Newsletter Issue Number:
AICCM National Newsletter No 137 March 2017
Author:
Alice Cannon, Museum Victoria

Professor John Mulvaney died in September of last year.1 Often referred to as the “father of Australian archaeology”, many may not be aware that he also played a pivotal role in the establishment of the Australian conservation profession.

Founder of the Australian National University’s School of Archaeology and Anthropology and an active campaigner for the protection of Australia’s Indigenous heritage, Professor Mulvaney was a member of the 1974 Committee of Inquiry on Museums and National Collections. The results of the inquiry were tabled as the Pigott report (after the chair of the committee, Peter Pigott), which is often quoted in the conservation literature referring to our early years. John Mulvaney also headed a separate committee to investigate a Gallery of Aboriginal Australia, the results of which were tabled and published together with the findings of the main inquiry.2

Most members of the committee had rarely been behind the scenes of Australian museums and were shocked by the evident deterioration of collections and inadequate housing. Additionally, there were few spaces for conservation laboratories and fewer than 10 trained conservators working within Australia. Amongst many other things, the committee recommended the establishment of a Cultural Materials Conservation Institute and a postgraduate training course for conservators.

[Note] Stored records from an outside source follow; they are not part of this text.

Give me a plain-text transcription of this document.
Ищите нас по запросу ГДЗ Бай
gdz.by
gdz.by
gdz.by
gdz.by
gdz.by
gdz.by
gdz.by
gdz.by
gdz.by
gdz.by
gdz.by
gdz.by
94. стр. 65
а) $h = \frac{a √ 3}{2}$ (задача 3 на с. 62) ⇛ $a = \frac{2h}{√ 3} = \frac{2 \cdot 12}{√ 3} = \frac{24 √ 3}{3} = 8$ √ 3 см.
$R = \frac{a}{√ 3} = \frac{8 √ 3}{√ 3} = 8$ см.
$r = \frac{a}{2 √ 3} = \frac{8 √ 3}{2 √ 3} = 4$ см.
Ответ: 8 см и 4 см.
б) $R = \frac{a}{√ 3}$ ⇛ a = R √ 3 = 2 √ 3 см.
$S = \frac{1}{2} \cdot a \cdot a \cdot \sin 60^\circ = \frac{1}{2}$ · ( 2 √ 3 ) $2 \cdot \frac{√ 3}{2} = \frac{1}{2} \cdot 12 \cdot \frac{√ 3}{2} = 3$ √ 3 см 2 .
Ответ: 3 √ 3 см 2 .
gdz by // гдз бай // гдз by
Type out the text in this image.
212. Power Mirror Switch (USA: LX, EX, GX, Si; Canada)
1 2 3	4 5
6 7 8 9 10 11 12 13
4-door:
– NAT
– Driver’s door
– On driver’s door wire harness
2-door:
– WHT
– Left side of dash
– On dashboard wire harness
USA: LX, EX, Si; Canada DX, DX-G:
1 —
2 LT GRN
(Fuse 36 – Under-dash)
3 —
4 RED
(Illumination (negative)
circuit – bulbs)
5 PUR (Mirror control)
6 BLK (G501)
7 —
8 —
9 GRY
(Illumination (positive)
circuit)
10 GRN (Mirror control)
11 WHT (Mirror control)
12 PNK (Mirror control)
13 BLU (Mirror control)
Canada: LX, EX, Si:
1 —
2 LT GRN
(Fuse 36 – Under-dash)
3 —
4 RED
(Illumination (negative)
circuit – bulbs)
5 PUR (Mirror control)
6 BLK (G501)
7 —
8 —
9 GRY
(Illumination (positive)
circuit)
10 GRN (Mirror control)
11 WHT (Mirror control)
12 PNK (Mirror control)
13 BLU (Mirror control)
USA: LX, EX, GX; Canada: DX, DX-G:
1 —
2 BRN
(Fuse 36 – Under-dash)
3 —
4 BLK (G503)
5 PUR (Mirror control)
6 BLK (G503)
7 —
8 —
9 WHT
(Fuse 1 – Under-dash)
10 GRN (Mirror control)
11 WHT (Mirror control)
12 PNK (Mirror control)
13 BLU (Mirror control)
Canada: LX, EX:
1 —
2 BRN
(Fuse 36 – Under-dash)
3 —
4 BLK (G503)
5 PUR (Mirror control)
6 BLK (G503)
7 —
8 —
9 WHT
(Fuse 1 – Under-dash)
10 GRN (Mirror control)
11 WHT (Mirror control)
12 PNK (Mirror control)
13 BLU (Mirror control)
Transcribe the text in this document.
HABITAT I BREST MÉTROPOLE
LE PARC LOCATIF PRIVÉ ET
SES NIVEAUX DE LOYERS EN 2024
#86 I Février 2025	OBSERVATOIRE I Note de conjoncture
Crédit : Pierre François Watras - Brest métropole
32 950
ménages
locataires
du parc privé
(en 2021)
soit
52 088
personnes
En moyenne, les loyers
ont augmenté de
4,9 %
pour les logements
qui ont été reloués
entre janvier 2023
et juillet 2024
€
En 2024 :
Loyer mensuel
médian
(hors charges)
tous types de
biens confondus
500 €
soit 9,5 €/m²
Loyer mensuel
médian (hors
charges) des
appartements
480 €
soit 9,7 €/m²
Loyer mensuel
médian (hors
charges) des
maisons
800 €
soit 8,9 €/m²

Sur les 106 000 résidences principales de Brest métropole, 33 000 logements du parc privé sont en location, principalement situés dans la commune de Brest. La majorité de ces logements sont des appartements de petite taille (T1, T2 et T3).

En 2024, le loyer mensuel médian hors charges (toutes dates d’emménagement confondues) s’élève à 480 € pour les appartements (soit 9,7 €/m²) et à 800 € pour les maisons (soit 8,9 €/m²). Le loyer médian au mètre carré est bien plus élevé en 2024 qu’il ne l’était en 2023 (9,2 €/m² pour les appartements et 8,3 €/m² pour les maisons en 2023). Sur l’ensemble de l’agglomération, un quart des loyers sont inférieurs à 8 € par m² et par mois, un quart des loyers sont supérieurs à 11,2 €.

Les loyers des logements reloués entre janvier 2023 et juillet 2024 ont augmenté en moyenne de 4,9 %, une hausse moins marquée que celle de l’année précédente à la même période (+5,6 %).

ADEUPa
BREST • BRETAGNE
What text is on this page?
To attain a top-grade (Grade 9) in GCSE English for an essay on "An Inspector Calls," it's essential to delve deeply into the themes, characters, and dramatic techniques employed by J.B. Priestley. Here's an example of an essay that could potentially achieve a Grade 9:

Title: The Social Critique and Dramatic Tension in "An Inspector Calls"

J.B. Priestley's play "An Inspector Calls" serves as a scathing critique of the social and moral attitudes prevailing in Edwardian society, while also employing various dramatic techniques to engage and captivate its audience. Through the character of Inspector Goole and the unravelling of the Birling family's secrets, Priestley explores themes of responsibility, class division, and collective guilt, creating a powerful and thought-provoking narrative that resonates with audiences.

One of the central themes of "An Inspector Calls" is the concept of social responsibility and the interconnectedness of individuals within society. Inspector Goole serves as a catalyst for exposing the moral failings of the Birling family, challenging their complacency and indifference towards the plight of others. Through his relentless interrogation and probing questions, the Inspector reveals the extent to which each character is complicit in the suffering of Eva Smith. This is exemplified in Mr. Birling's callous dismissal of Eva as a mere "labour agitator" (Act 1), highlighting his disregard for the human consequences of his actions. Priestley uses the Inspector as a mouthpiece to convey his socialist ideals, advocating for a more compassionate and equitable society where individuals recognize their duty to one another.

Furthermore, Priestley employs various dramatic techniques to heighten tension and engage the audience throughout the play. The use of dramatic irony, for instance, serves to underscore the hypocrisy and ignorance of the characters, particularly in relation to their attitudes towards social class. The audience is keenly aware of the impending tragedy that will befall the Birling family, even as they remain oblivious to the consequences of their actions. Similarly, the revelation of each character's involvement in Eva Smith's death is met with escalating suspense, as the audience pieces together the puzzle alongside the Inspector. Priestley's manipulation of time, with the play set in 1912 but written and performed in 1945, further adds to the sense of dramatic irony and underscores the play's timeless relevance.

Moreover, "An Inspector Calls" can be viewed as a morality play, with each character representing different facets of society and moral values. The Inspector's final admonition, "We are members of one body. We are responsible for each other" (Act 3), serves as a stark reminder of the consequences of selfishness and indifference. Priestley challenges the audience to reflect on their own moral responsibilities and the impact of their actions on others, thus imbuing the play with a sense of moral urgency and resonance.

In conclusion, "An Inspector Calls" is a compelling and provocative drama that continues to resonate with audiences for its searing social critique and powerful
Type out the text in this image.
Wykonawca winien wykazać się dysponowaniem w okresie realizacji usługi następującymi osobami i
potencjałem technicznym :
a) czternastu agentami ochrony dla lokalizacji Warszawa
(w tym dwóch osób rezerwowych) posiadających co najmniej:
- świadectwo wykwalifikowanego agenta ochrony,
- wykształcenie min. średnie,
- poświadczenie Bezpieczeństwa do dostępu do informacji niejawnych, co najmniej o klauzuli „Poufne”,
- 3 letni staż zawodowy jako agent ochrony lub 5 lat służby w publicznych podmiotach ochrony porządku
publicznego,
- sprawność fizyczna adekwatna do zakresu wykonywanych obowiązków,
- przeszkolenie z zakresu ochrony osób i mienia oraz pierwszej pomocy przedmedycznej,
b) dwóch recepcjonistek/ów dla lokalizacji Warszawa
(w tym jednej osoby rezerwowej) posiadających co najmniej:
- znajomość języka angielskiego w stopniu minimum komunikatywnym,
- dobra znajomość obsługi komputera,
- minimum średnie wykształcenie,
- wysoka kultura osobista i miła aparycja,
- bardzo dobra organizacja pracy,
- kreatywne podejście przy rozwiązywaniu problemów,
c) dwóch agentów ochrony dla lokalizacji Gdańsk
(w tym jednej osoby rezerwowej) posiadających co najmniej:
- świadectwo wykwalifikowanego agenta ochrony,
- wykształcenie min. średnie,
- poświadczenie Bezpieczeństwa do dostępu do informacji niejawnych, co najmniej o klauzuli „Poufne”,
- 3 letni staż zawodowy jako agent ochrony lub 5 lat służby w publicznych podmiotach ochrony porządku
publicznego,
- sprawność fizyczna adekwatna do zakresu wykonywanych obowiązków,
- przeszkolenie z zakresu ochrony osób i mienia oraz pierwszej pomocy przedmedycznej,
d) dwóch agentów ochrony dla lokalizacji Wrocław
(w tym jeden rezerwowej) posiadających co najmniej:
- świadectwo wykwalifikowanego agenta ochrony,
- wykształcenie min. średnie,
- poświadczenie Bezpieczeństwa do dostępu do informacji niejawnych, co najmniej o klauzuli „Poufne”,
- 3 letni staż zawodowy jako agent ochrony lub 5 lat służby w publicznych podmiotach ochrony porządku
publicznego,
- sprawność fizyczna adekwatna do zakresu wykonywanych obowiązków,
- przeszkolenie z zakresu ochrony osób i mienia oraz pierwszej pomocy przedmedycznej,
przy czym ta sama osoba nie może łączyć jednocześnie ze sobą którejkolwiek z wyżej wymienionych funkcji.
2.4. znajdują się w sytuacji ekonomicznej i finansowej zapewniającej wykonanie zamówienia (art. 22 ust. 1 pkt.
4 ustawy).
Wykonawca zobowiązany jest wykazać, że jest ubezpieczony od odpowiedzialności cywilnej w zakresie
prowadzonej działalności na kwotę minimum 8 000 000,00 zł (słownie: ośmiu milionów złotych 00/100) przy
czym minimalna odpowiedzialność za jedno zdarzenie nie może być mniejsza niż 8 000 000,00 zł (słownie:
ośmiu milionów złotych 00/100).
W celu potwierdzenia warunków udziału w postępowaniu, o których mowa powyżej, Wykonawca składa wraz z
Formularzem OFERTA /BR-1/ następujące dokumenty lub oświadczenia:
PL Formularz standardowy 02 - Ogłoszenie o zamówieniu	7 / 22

The inquiry was an initiative of the Whitlam government, which fell days after the Pigott report was tabled. Professor Mulvaney (and others) continued to lobby behind the scenes for action and, as a result, the first course in materials conservation was established at the Canberra College of Advanced Education (CCAE, now the University of Canberra) at the end of 1977. Professor Colin Pearson, often seen as the “father of the Australian conservation profession”, was appointed to run the program. Colin Pearson also died last year, in April.3

I only really am aware of John Mulvaney and his contributions because he and his wife Jean were my family’s friendly back-fence neighbours, when I was growing up in Canberra. I learned of his role after I enrolled in the conservation undergraduate program at the University of Canberra, the course he was so integral in founding. I’m a bit sad that as a naïve student I never thought to take advantage of our next-door-ness to ask him about those early days. But retrospectively I would like to thank him for his dedication to Australia’s history and heritage and, of course, for his role in enabling Australia’s conservation profession to blossom and thrive.